Paolosgirl Sun 07-Jun-09 20:22:29

I saw my grandfather after he died (I was about 26), and I'm glad I did as it helped me to accept he'd gone. It wasn't my GF lying there, it was just a body with no soul. I don't think I'd let my DCs see a body there - far better to remember their mum as a living, breathing, loving human.

I'm so sorry to hear about your friend sad

lizziemun Sun 07-Jun-09 20:24:28

I realy don't know.

All I know that i have both my dad and grandad this year and i didn't want to see 'them' as i wanted to remember them as they were and i'm 39yrs.

whomovedmychocolate Sun 07-Jun-09 20:25:11

I personally wouldn't unless they specifically asked to and then I'd prepare them at length for what they were going to see. I have seen a few dead people - they aren't real people anymore, just bodies and yes depending on how they died it can be quite disturbing.

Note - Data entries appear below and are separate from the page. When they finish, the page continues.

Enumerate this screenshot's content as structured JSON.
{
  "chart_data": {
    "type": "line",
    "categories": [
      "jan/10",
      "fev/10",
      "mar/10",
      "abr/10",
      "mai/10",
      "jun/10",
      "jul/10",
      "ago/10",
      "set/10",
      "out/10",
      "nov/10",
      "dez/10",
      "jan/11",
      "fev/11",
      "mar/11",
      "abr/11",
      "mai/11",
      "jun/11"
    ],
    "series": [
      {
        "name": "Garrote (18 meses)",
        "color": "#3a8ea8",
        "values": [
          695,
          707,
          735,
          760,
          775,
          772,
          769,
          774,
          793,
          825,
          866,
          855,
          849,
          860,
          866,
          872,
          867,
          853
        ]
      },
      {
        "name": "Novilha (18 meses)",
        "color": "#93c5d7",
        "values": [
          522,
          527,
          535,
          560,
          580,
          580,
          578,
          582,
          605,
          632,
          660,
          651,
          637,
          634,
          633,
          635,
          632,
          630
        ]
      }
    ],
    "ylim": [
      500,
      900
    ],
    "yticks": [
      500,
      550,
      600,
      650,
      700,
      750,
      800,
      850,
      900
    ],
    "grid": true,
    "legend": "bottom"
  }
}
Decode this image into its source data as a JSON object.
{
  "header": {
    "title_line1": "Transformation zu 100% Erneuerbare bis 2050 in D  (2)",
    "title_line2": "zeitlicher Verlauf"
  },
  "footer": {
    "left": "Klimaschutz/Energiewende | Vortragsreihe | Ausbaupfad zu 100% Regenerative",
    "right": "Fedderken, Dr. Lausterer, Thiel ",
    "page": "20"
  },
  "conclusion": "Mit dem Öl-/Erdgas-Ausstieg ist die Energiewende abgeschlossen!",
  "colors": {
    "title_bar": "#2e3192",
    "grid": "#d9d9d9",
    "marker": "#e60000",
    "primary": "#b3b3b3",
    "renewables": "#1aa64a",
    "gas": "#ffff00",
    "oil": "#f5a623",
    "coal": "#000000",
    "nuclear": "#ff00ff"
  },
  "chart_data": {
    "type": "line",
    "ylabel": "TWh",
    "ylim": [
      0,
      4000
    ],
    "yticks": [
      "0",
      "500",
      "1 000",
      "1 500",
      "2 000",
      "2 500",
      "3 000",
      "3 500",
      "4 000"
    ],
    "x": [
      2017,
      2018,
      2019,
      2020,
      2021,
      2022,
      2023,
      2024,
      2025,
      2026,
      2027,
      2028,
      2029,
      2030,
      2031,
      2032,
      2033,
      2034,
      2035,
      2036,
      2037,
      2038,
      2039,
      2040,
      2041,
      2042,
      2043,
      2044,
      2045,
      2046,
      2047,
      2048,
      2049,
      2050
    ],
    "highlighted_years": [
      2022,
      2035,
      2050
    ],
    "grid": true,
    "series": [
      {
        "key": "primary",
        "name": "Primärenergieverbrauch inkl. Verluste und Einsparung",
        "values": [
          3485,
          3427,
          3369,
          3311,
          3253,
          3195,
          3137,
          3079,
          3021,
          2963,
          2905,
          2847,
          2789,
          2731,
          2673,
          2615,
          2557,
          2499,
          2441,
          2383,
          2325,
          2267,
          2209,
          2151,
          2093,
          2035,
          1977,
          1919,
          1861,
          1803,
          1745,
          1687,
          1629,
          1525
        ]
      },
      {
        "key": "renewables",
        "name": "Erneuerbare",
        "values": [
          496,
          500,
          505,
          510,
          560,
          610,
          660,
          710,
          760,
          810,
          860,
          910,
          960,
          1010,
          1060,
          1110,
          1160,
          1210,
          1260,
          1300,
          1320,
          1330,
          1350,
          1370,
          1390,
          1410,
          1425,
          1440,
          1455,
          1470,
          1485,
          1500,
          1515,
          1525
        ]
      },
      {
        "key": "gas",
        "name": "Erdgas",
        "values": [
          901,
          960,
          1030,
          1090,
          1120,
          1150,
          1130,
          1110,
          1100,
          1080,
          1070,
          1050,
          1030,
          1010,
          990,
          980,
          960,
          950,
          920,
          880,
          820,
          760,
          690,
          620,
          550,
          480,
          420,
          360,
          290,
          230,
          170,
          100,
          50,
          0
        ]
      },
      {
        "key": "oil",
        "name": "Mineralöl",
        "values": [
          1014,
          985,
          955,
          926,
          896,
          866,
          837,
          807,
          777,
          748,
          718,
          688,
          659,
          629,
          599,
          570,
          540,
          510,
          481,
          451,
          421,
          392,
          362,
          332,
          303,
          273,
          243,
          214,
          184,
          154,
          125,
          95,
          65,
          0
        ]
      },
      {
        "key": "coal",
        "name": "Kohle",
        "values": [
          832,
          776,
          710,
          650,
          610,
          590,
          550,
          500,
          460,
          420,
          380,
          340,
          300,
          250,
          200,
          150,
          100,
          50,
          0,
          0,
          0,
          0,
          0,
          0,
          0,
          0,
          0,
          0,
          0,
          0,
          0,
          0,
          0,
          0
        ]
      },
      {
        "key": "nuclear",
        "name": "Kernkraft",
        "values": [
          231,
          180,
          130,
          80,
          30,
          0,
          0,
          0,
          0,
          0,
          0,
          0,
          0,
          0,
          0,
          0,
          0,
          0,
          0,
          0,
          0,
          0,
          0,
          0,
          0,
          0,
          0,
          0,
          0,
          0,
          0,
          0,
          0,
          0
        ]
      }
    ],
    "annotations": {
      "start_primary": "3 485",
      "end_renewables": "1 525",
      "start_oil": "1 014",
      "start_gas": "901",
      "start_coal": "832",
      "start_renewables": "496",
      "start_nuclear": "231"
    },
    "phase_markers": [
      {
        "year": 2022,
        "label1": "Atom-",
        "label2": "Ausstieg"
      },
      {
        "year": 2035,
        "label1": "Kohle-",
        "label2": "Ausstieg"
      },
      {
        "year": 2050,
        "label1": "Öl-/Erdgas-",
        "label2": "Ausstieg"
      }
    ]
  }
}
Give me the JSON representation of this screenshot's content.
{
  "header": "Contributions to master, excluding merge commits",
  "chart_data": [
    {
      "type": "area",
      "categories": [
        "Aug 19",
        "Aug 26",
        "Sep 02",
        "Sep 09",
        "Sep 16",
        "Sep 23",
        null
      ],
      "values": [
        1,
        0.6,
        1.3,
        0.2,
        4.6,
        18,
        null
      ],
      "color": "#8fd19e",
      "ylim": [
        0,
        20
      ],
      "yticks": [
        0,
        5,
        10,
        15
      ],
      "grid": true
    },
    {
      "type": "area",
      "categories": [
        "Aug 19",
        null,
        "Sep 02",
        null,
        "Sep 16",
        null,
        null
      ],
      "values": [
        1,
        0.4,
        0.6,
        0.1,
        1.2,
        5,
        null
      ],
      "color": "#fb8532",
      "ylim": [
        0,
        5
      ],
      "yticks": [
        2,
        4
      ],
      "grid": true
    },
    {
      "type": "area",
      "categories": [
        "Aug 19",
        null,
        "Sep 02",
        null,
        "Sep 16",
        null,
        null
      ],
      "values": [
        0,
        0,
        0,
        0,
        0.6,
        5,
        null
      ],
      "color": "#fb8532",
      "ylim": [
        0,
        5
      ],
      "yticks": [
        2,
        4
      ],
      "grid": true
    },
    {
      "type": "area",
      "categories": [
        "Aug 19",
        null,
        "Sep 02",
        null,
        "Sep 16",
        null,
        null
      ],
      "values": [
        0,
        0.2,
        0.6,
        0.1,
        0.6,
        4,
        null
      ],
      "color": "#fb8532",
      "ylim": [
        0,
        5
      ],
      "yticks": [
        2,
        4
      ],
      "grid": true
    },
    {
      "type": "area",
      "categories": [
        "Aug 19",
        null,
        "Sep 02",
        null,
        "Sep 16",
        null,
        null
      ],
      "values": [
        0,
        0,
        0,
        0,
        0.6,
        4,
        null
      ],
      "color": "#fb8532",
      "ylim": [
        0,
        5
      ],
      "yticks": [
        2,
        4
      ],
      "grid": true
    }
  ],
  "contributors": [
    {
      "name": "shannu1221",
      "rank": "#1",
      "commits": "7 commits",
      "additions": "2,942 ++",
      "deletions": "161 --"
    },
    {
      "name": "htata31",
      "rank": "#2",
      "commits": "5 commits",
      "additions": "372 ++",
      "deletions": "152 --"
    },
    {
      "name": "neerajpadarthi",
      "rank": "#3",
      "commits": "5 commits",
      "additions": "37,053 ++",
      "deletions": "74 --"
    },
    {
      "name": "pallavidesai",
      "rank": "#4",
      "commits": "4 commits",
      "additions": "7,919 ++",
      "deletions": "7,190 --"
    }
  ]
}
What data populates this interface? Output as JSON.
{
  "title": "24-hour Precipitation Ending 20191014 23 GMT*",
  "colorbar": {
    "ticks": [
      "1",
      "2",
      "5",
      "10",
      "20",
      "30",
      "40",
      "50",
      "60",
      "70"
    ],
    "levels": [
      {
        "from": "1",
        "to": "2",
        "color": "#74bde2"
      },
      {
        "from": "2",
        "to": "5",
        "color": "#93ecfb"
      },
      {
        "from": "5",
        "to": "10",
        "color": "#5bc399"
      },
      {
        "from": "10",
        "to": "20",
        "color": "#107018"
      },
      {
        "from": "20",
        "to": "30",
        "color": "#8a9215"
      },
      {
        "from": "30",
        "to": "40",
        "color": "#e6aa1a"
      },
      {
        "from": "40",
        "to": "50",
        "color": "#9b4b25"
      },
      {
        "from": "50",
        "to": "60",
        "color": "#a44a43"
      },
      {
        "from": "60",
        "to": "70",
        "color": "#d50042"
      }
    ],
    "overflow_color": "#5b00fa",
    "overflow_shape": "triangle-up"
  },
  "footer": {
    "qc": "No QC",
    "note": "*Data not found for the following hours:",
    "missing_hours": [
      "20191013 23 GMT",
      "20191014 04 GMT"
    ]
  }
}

My friend who came from North Africa looked really unearthly when I saw him after he died. My gran looked, well just dead really, blue and waxy and bloated. Then I saw her a few days later when the undertakers had 'done' her. It was not good.

Grammaticus Sun 07-Jun-09 20:42:56

Thinking about it, my Grandad died when I was 12. I remember thinking his body was in the house when I got there (it wasn't, the undertakers had taken it). I was terrified and no way did I want to see it.

I was 16 when my Grandma died, BTW.

Spidermama Sun 07-Jun-09 20:53:00

That's just it Grammaticus. Some would think that actually seeing the body might get rid of some of the fears as what can be conjured up in the imagination is possibly more scarey.

Hassled Sun 07-Jun-09 20:57:58

I saw the title and thought no. I didn't let my DCs see my father. But for the kids' mother - I don't know. The one hesitation is that when I saw my Dad it wasn't him, IYSWIM. He'd already gone - it did make it all more final, which I guess is a good thing but bloody hard for children to go through. On the one hand that was proof that he had really gone, on the other hand it wasn't a good last memory to have.

Then again, I didn't see my Mum and have always wished I had - I needed that chance to say my goodbyes.